Optical fine guidance sensors are located in the remaining three radial bays. Electrical power is provided by a set of two solar arrays and six NiH2 batteries (Heck, 2000 p. 11). The HST named after the American astronomer Edwin Hubble is 43. 5 ft or 13. 1 meters long and 14 feet or 4. 27 meters wide. The telescope weighs 25,500 pounds or 11,000 kilograms. The HST was constructed on Earth and deployed into space by the space shuttle in 1990. Two solar panels, one on either side of the telescope, provide power for the telescopes equipment.

Astronomers on Earth control the telescope. Images are relayed by satellites down to the control center in Baltimore, Maryland (Grice, 2002 p. 3-4). Additional systems include a data management system, the heart of which is presently a radiation-hardened 486 computer, a pointing control subsystem using reaction wheels, rate sensing units, magnetic torquers, three optical fine guidance sensors (no propulsive attitude control), an instrumentation and communication subsystem, and a thermal control subsystem (Heck, 2000 p. 11).

Hubble images are 5 to 20 times sharper than those obtained with standard ground-based telescopes, in effect bringing the universe that is much closer. Image sharpness and the absence of light pollution in orbit help Hubble to see objects 10 times fainter than even the largest ground-based telescopes. Moreover, Hubbles images are extremely stable, in contrast to those obtained with ground telescopes, whose view is continually distorted by changing atmospheric clarity and turbulence (Lanzerotti, 2005 p. 3).

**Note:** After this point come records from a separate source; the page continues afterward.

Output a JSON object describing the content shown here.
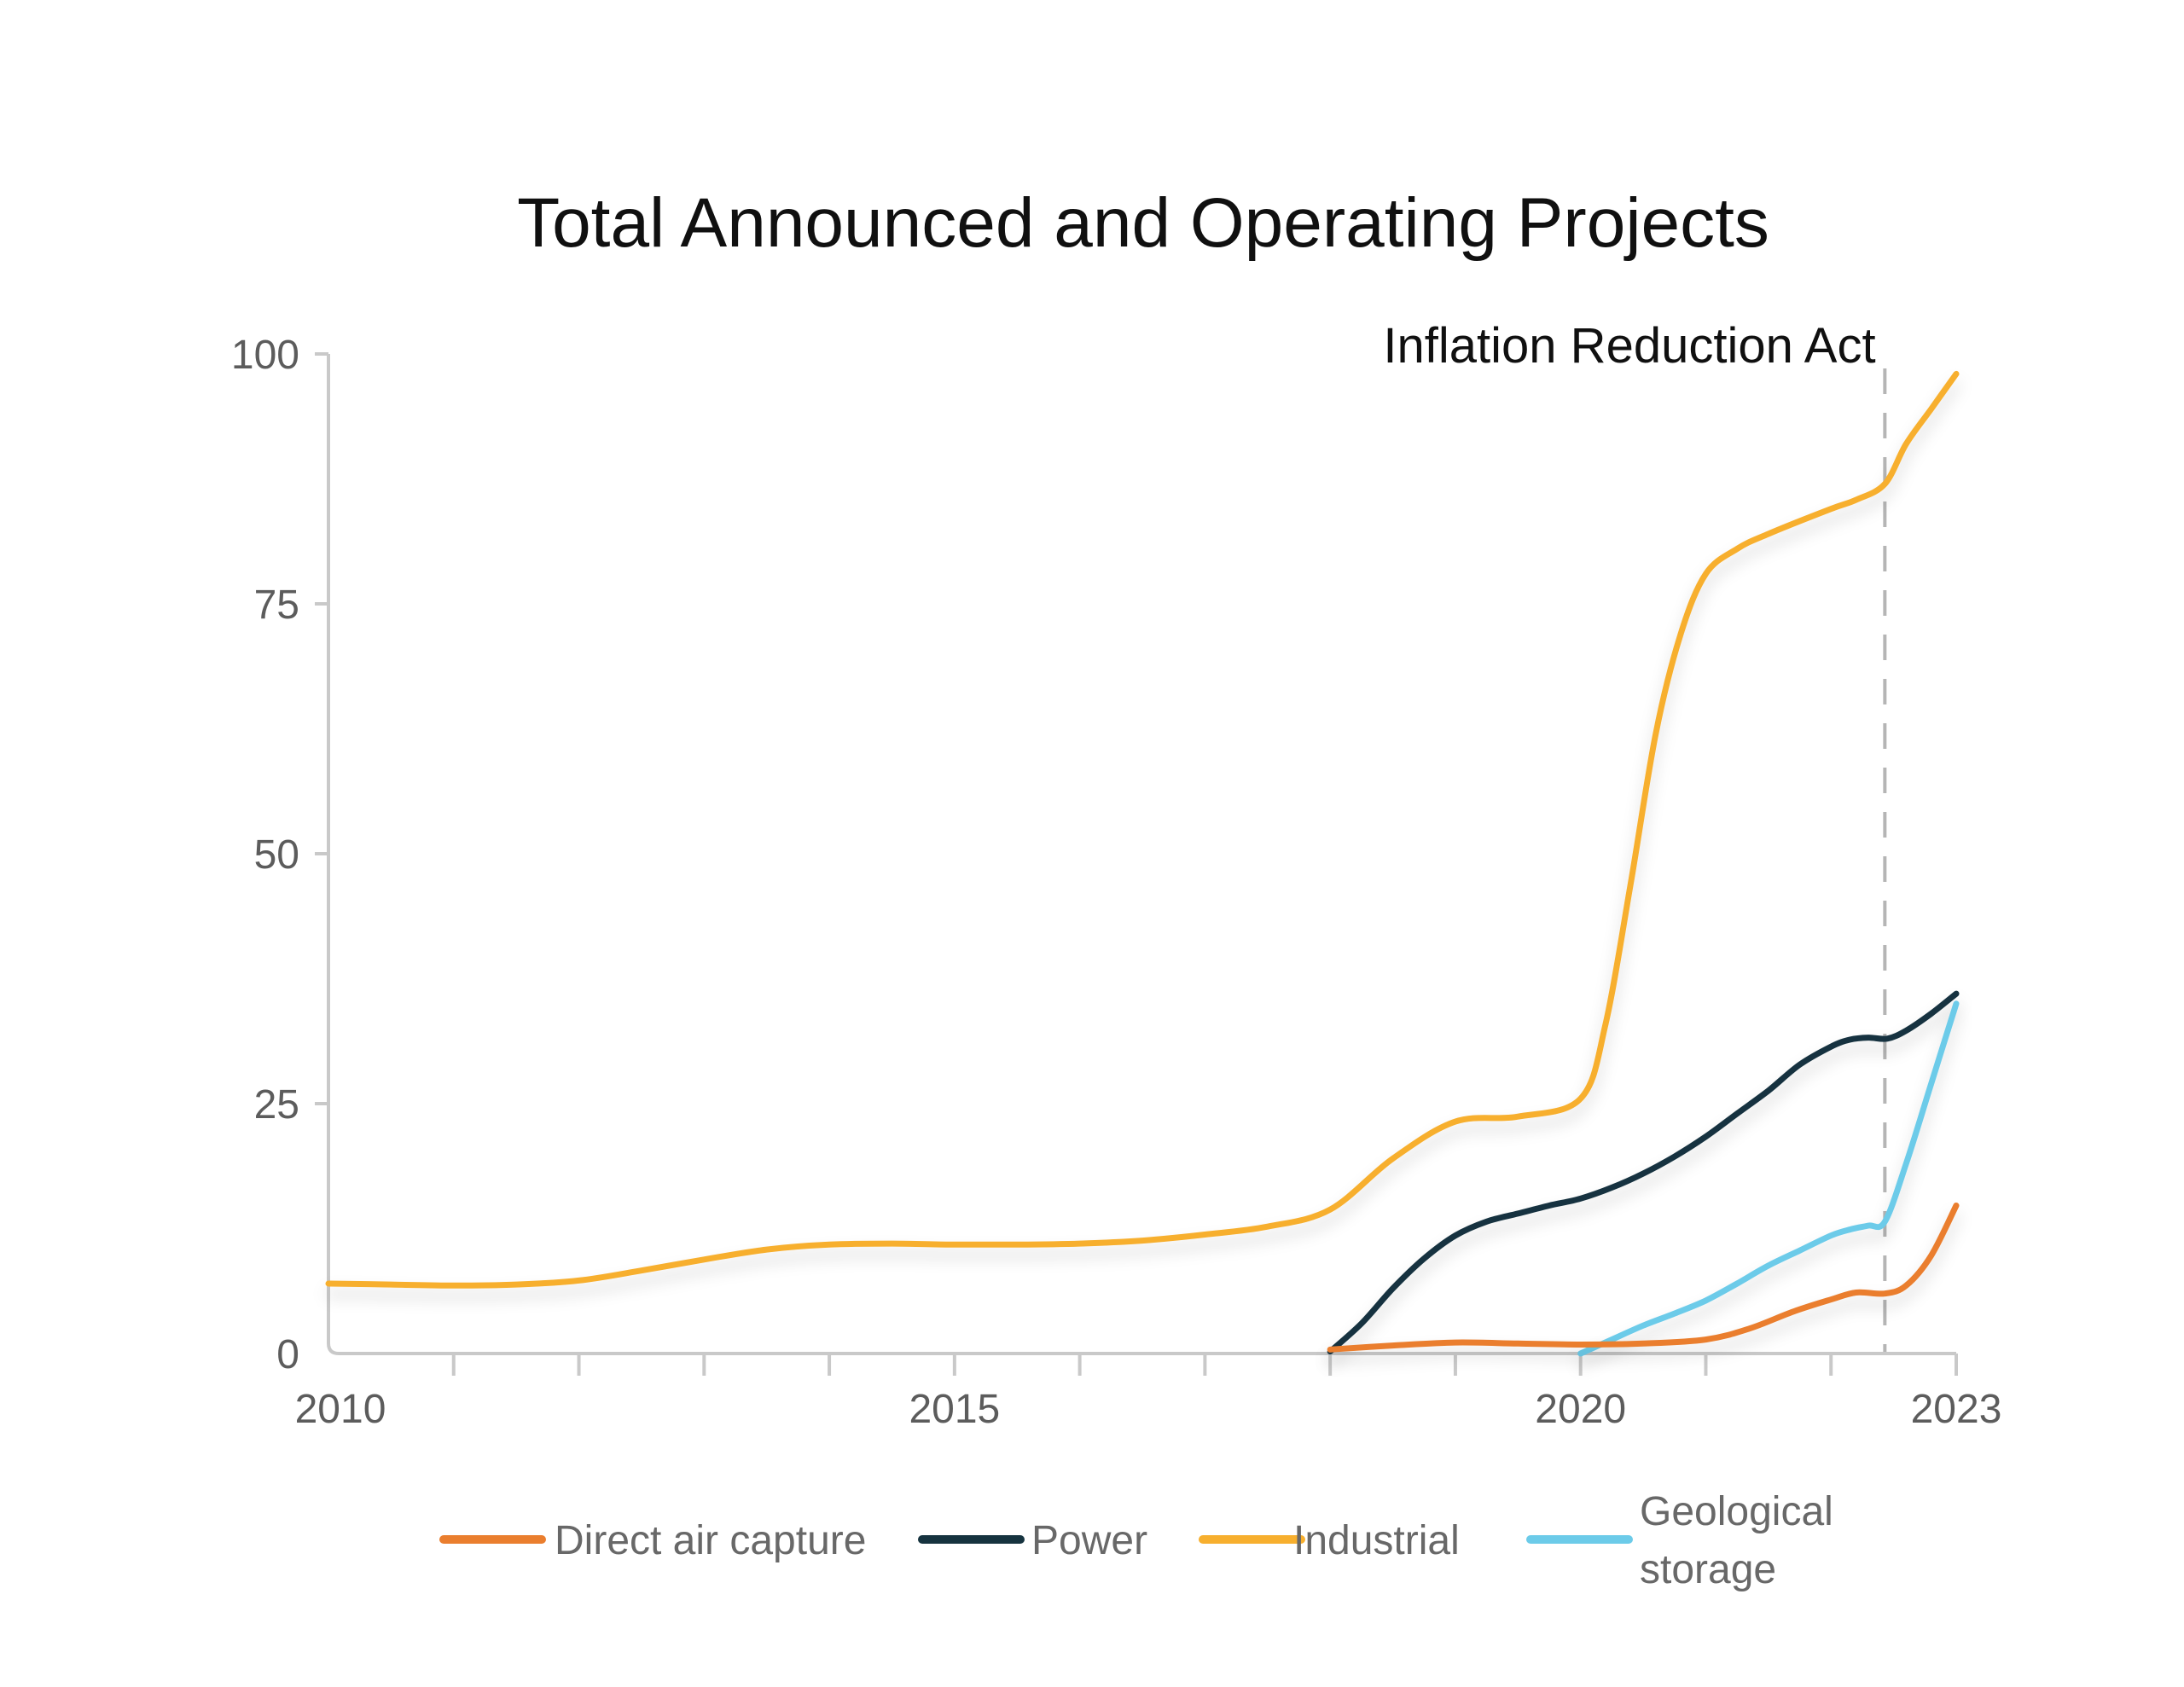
{
  "title": "Total Announced and Operating Projects",
  "annotation": {
    "text": "Inflation Reduction Act"
  },
  "y_axis": {
    "tick_labels": [
      "0",
      "25",
      "50",
      "75",
      "100"
    ]
  },
  "x_axis": {
    "tick_labels": [
      "2010",
      "2015",
      "2020",
      "2023"
    ]
  },
  "legend": {
    "items": [
      {
        "label": "Direct air capture",
        "color": "#EA7E2E"
      },
      {
        "label": "Power",
        "color": "#16333F"
      },
      {
        "label": "Industrial",
        "color": "#F7AF2E"
      },
      {
        "label": "Geological\nstorage",
        "color": "#6CCBE9"
      }
    ]
  },
  "chart_data": {
    "type": "line",
    "title": "Total Announced and Operating Projects",
    "xlabel": "",
    "ylabel": "",
    "xlim": [
      2010,
      2023
    ],
    "ylim": [
      0,
      100
    ],
    "x_tick_labeled": [
      2010,
      2015,
      2020,
      2023
    ],
    "x_minor_ticks": [
      2011,
      2012,
      2013,
      2014,
      2015,
      2016,
      2017,
      2018,
      2019,
      2020,
      2021,
      2022,
      2023
    ],
    "y_ticks": [
      0,
      25,
      50,
      75,
      100
    ],
    "grid": false,
    "legend_position": "bottom",
    "annotations": {
      "vline_x": 2022.43,
      "vline_label": "Inflation Reduction Act"
    },
    "series": [
      {
        "name": "Direct air capture",
        "color": "#EA7E2E",
        "points": [
          [
            2018,
            0.4
          ],
          [
            2018.5,
            0.8
          ],
          [
            2019,
            1.1
          ],
          [
            2019.5,
            1.0
          ],
          [
            2020,
            0.9
          ],
          [
            2020.5,
            1.0
          ],
          [
            2021,
            1.4
          ],
          [
            2021.35,
            2.5
          ],
          [
            2021.7,
            4.2
          ],
          [
            2022,
            5.4
          ],
          [
            2022.2,
            6.1
          ],
          [
            2022.43,
            6.0
          ],
          [
            2022.6,
            6.8
          ],
          [
            2022.8,
            9.8
          ],
          [
            2023,
            14.8
          ]
        ]
      },
      {
        "name": "Power",
        "color": "#16333F",
        "points": [
          [
            2018,
            0.2
          ],
          [
            2018.25,
            3.0
          ],
          [
            2018.5,
            6.5
          ],
          [
            2018.75,
            9.5
          ],
          [
            2019,
            11.8
          ],
          [
            2019.25,
            13.2
          ],
          [
            2019.5,
            14.0
          ],
          [
            2019.75,
            14.8
          ],
          [
            2020,
            15.5
          ],
          [
            2020.25,
            16.6
          ],
          [
            2020.5,
            18.0
          ],
          [
            2020.75,
            19.7
          ],
          [
            2021,
            21.7
          ],
          [
            2021.25,
            24.0
          ],
          [
            2021.5,
            26.3
          ],
          [
            2021.75,
            28.9
          ],
          [
            2022,
            30.7
          ],
          [
            2022.15,
            31.4
          ],
          [
            2022.3,
            31.6
          ],
          [
            2022.45,
            31.5
          ],
          [
            2022.6,
            32.3
          ],
          [
            2022.8,
            34.0
          ],
          [
            2023,
            36.0
          ]
        ]
      },
      {
        "name": "Industrial",
        "color": "#F7AF2E",
        "points": [
          [
            2010,
            7.0
          ],
          [
            2010.5,
            6.9
          ],
          [
            2011,
            6.8
          ],
          [
            2011.5,
            6.9
          ],
          [
            2012,
            7.3
          ],
          [
            2012.5,
            8.3
          ],
          [
            2013,
            9.4
          ],
          [
            2013.5,
            10.4
          ],
          [
            2014,
            10.9
          ],
          [
            2014.5,
            11.0
          ],
          [
            2015,
            10.9
          ],
          [
            2015.5,
            10.9
          ],
          [
            2016,
            11.0
          ],
          [
            2016.5,
            11.3
          ],
          [
            2017,
            11.9
          ],
          [
            2017.5,
            12.7
          ],
          [
            2018,
            14.4
          ],
          [
            2018.5,
            19.5
          ],
          [
            2019,
            23.2
          ],
          [
            2019.5,
            23.7
          ],
          [
            2020,
            25.5
          ],
          [
            2020.2,
            33.0
          ],
          [
            2020.4,
            47.0
          ],
          [
            2020.6,
            62.0
          ],
          [
            2020.8,
            72.0
          ],
          [
            2021,
            78.0
          ],
          [
            2021.25,
            80.5
          ],
          [
            2021.5,
            82.0
          ],
          [
            2022,
            84.5
          ],
          [
            2022.2,
            85.4
          ],
          [
            2022.43,
            87.0
          ],
          [
            2022.6,
            91.0
          ],
          [
            2022.8,
            94.5
          ],
          [
            2023,
            98.0
          ]
        ]
      },
      {
        "name": "Geological storage",
        "color": "#6CCBE9",
        "points": [
          [
            2020,
            0.0
          ],
          [
            2020.25,
            1.4
          ],
          [
            2020.5,
            2.8
          ],
          [
            2020.75,
            4.0
          ],
          [
            2021,
            5.3
          ],
          [
            2021.25,
            7.0
          ],
          [
            2021.5,
            8.8
          ],
          [
            2021.75,
            10.3
          ],
          [
            2022,
            11.8
          ],
          [
            2022.15,
            12.4
          ],
          [
            2022.3,
            12.8
          ],
          [
            2022.43,
            13.2
          ],
          [
            2022.6,
            19.0
          ],
          [
            2022.8,
            27.0
          ],
          [
            2023,
            35.0
          ]
        ]
      }
    ]
  }
}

It takes about 95 minutes for the HST to complete one orbit around the Earth. Only part of this time is spent observing with the remainder spent on housekeeping functions. These functions include receiving command loads and sending data on Earth, turning the telescope to find a new target or avoid the Sun or Moon, and similar activities. To keep the telescope operating efficiently, commands are sent to the HST several times a day (Koupelis, 2007 p. 154).